Самой могущественной и важной организацией, требующей приверженности по отношению именно к себе, к своим идеалам, была партия или, точнее, ее досталинский состав. Затем — армия. Потом уж интеллигенция, которая справедливо считалась потенциальным носителем еретических идей. Все эти групповые «приверженности» возбуждали особенно яростную реакцию. Но когда Сталин стал действовать против всего народа как такового, он был совершенно логичен. Только такими методами можно было раздробить общество, уничтожить всякое доверие и всякую преданность, за исключением преданности ему самому и его ставленникам.

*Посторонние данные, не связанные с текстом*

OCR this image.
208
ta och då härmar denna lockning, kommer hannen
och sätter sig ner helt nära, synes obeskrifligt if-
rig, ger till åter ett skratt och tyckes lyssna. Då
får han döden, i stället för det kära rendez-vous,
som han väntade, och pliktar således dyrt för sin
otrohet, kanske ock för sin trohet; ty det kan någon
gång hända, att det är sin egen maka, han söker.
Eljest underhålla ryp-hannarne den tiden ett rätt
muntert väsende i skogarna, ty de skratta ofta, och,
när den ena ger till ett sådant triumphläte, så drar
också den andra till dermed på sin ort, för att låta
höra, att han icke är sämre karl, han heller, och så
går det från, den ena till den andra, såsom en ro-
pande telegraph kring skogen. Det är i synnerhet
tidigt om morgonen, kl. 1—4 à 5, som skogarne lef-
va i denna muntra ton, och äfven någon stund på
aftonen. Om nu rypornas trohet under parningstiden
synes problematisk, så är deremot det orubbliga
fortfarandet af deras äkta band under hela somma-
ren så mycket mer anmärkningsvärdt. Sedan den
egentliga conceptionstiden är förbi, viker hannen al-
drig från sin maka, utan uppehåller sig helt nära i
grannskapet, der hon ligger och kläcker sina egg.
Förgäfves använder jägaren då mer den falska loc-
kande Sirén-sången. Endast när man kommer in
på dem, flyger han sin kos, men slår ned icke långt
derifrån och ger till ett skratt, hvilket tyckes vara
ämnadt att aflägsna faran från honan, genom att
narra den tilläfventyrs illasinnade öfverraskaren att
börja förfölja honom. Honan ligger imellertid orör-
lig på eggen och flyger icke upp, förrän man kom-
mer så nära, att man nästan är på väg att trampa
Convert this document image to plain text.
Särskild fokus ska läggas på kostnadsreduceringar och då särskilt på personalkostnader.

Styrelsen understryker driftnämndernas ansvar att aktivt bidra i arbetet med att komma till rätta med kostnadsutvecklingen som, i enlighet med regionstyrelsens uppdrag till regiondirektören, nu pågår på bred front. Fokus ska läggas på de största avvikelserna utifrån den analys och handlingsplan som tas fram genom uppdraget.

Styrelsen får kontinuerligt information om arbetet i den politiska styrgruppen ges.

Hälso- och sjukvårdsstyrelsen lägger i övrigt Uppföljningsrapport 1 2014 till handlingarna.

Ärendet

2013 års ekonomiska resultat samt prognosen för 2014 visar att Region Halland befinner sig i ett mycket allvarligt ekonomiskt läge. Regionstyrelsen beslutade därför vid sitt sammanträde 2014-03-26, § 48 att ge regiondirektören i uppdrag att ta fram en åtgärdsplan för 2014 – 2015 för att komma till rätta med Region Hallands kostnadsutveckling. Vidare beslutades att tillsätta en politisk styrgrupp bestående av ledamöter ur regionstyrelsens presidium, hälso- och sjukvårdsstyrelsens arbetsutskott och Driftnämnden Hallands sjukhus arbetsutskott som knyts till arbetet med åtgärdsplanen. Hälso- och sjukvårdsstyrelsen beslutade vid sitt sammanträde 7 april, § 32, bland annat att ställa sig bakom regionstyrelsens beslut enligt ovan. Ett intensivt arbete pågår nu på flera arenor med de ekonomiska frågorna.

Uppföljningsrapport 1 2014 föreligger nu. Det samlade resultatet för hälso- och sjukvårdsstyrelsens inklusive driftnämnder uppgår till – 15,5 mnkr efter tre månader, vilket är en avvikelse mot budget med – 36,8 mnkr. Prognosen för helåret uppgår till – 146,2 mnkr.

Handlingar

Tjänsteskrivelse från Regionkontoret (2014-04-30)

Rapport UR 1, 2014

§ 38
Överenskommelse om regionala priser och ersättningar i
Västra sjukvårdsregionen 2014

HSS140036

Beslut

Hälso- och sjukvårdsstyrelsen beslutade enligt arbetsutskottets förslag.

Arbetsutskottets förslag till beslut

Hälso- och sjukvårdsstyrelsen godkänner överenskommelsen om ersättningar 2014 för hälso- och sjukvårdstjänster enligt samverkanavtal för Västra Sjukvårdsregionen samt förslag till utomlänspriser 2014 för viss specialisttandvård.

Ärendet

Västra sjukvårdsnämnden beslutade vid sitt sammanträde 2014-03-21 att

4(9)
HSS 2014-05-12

Бабель говорил: «Теперь человек разговаривает откровенно только с женой — ночью, покрыв голову одеялом».[19] Только самые закадычные друзья могли намекнуть друг другу о несогласии с официальными взглядами (да и то не всегда). Рядовой советский гражданин не мог определить, в какой степени официальная ложь «срабатывает». Такой человек думал, что он, вероятно, принадлежит к разбросанному и беспомощному меньшинству, что Сталин выиграл свою битву, уничтожив представление о правде в умах людей. Но не все приписывали вину Сталину. Он всегда умел остаться на заднем плане, обманув даже таких людей, как Пастернак и Мейерхольд.[20] А если в заблуждении оказались умы такого калибра (хотя и не политического склада), то ясно, что аналогичные представления были широко распространены. Страх и ненависть всей страны сосредоточились на Ежове.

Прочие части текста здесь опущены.